I heartily approve of this change in attitude and was distressed to read of a veteran Sonoma County sheriff's captain's arrest on June 9 for a suspected Drunk Driving accident. The Sheriff ran over his wife in the driveway of their home. Both were arriving home drunk after a party.

Our police are only human, I am reminded, and I know that is true. But our law enforcement people are also role models. I believe that reductions in drunk driving accidents are not so much a result of the increase in penalties as the decrease in community acceptance of the act.

Police are held to a higher standard of behavior because their actions carry extra weight in the eyes of the public.

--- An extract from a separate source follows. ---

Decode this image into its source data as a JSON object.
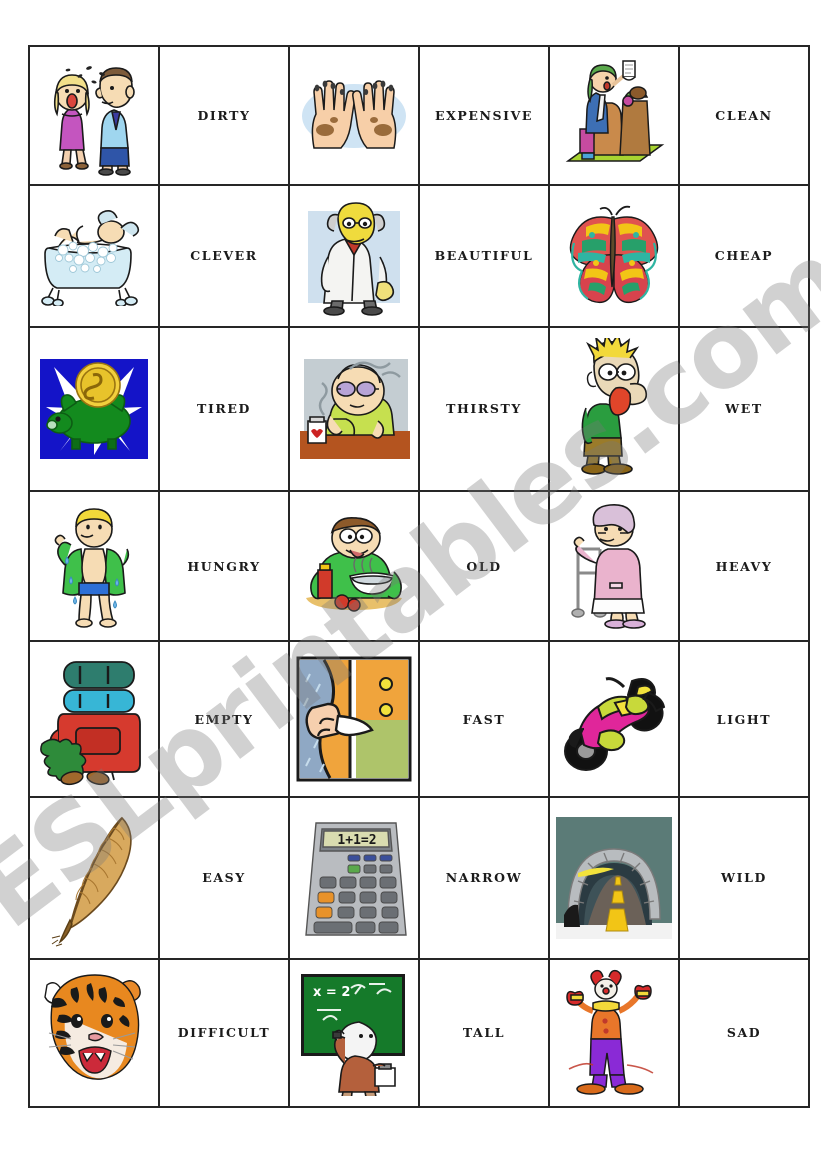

In this incident it is not just the actions of an individual Sheriff that are noticed, but the police community. The party the sheriff and his wife had attended was a retirement party for a Marin county officer.

"Friends don't let friends drive drunk." we hear on the T.V. But it seems that police do. Indications are that the sheriff and his wife were both clearly intoxicated when they left the party. A full four hours after the accident the sheriff's blood alcohol was still above the legal limit

While we all know that a person who is drunk is in no condition to rationally access their abilities to operate a vehicle, I have to assume that there were at least a few people at the party sober enough to recognize that this officer was having some trouble. I would have liked to have seen at least one of them have the guts to do what our culture now (rightly) expects of all of us.

That is to stop an obviously drunk person from getting behind the wheel of a motor vehicle.